W czasie spotkania przedstawicieli NASA z kongresmenami USA, dowiedzieliśmy się, że od jesieni zeszłego roku niewiele się zmieniło w temacie załogowych lotów. Więcej o tym możecie przeczytać w tym wpisie. SpaceX nadal jest bliższe wysłania załogowego lotu w kosmos, jednak, wciąż nie rozwiązało kilku kluczowych problemów. Obecnie NASA przewiduje, że SpaceX certyfikat uzyska dopiero pod koniec 2019, a Boeing w lutym 2020 roku.
Największa nowością jest informacja Boeinga na temat jego kapsuły CST-100. Ma być ona wielokrotnego użytku. To spore zaskoczenie, bo nawet SpaceX nie planuje wielokrotnego użycia załogowego Dragona 2. Najprawdopodobniej po załogowej misji Dragon 2 będzie używany jako towarowy. Kapsuła CST-100 ma natomiast pozwolić na 10 lotów.

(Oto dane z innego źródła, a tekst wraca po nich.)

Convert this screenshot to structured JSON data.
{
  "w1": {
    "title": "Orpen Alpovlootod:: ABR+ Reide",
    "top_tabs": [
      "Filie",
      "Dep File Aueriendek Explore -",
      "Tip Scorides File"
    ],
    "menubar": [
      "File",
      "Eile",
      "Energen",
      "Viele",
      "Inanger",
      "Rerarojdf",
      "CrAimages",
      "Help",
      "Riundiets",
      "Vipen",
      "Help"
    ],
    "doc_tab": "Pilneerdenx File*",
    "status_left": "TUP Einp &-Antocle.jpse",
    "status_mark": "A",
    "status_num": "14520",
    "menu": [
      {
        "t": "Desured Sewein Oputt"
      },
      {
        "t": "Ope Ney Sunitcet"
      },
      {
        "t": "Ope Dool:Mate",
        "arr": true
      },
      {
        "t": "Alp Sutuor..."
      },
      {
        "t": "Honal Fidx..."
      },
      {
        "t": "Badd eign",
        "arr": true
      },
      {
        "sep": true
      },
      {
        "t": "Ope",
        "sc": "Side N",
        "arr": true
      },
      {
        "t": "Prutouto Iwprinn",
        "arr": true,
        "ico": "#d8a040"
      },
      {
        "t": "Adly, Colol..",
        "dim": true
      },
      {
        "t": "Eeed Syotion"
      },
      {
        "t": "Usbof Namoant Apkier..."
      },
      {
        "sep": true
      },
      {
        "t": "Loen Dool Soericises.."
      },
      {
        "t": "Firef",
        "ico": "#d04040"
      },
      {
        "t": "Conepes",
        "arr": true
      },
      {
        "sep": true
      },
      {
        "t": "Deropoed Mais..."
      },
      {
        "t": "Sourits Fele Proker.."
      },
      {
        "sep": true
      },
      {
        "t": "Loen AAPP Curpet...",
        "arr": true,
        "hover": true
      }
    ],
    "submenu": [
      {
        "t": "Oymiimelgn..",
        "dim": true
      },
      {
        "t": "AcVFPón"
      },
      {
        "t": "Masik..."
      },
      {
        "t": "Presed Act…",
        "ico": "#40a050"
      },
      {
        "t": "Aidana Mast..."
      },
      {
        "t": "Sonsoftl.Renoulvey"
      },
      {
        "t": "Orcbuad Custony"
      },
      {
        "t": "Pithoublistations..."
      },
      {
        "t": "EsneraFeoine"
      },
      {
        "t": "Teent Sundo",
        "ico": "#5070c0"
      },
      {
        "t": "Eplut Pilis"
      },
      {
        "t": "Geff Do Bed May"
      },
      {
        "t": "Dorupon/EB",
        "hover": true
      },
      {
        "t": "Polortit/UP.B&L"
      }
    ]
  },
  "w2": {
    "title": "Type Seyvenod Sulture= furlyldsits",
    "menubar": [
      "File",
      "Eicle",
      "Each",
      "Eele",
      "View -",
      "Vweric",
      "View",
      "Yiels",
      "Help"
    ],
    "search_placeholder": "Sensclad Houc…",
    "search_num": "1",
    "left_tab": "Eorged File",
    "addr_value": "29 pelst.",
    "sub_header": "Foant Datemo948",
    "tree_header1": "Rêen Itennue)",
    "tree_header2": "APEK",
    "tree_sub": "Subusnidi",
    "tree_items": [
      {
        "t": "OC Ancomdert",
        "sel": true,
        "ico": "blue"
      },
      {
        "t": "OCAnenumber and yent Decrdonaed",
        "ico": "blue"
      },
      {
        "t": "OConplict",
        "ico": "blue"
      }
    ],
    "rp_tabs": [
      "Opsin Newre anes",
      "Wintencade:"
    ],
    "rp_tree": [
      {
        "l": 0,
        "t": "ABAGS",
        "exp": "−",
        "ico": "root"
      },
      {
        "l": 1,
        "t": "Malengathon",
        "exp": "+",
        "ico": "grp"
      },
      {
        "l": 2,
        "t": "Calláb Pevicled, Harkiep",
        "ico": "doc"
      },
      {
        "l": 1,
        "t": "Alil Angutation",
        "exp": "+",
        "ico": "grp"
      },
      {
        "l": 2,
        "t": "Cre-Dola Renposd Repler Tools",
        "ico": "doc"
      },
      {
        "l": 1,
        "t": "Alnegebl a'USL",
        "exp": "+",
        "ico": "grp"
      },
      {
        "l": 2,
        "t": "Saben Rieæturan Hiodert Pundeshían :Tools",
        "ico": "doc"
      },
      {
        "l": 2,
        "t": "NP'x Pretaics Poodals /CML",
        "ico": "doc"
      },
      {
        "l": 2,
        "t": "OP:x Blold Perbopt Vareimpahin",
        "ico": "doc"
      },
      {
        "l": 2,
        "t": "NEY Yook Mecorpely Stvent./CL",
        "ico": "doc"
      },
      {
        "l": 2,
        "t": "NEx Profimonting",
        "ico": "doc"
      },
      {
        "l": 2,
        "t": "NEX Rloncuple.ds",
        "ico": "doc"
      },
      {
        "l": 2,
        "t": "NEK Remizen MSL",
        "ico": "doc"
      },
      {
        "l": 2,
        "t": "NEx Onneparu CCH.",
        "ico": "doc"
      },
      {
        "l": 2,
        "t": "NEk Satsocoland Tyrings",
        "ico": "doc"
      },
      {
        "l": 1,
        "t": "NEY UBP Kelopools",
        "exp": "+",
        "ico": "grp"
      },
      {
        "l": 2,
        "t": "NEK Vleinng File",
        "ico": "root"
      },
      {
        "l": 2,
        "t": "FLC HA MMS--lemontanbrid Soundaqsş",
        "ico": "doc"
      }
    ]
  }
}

W przypadku SpaceX, NASA ma największe zastrzeżenia do sposobu wykonania COPV, czyli zbiorników do których tankowany jest ciekły tlen. SpaceX chce tankować Falcona 9 na kilkanaście minut przed startem. Podobnie jak robi to obecnie. Dzięki temu ciekły tlen ma niższą temperaturę i pozwala na uzyskanie lepszej mieszanki do zasilania rakiety. NASA obawia się, że tankowanie rakiety w czasie, gdy na jej szczycie znajdują się astronauci jest niebezpieczne.

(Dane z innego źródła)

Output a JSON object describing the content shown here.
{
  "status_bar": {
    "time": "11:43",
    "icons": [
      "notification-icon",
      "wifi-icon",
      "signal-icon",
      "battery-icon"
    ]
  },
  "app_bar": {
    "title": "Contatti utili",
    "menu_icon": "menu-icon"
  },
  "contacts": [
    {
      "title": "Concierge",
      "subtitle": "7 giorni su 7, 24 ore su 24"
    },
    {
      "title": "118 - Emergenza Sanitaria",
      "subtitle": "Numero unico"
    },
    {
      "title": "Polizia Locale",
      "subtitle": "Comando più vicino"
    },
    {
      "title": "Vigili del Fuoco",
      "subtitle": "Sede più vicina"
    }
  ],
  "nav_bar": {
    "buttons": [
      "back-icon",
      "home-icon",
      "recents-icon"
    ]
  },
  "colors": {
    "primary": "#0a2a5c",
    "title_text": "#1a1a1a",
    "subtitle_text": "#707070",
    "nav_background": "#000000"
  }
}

W czasie tankowania ciekłym tlenem, na zbiornikach COPV pojawiają się zmarszczki. Spowodowane jest to temperaturą ciekłego tlenu, która jest niższa niż -183 stopnie Celsjusza. NASA sugeruje SpaceX wykonanie testów z użyciem zbiorników wykonanych z inconelu, a nie włókien węglowych. Dzięki temu byłyby bardziej odporne na zmarszczki, ale znacznie cięższe. Nie wiadomo jeszcze jak zwiększenie wagi wpłynie na osiągi Falcona 9.

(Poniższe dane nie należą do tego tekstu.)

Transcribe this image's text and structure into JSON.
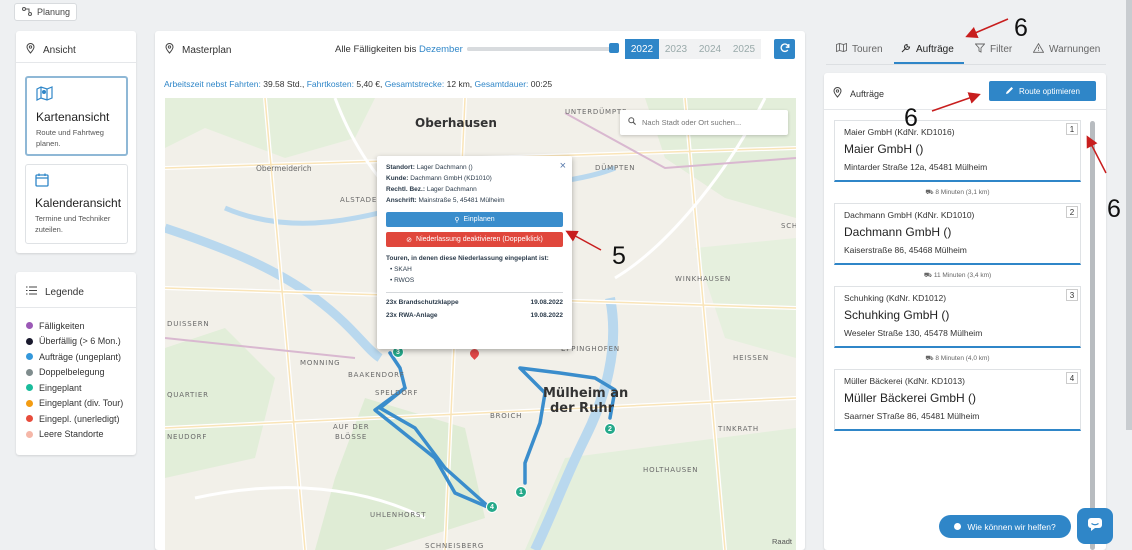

Najprawdopodobniej SpaceX jednak pozostanie przy obecnym rozwiązaniu i rozwieje wątpliwości NASA dzięki statystkom, które pokazują, że SpaceX nie ma większych problemów ze zbiornikami COPV w Falcona 9. Jedynym wyjątkiem była misja Amos-6 z września 2016 roku, kiedy to właśnie z tego powodu eksplodowała rakieta Falcon 9. Eksplozja nastąpiła przed startem, kiedy rakieta była tankowana ciekłym tlenem. Od tego czasu SpaceX zmieniło procedurę tankowania swoich rakiet. Dodatkowo w przypadku załogowych misji z kapsułą Dragon 2, będzie zainstalowany system ratunkowy, który powinien wykryć problemy ze zbiornikiem utleniacza i uratować załogę, przed eksplozją rakiety. Testy tego systemu przeprowadzono już kilkukrotnie.
SpaceX planuje w tym roku wprowadzić do użycia kapsuły Dragon 2, jednak NASA zgodzi się na wysłanie swoich astronautów przy ich użyciu najwcześniej pod koniec 2019. Do tego czasu jednak, SpaceX może spróbować wysłać inną załogową misję. Pod koniec roku planują wysłać na wycieczkę dookoła Księżyca dwójkę kosmicznych turystów.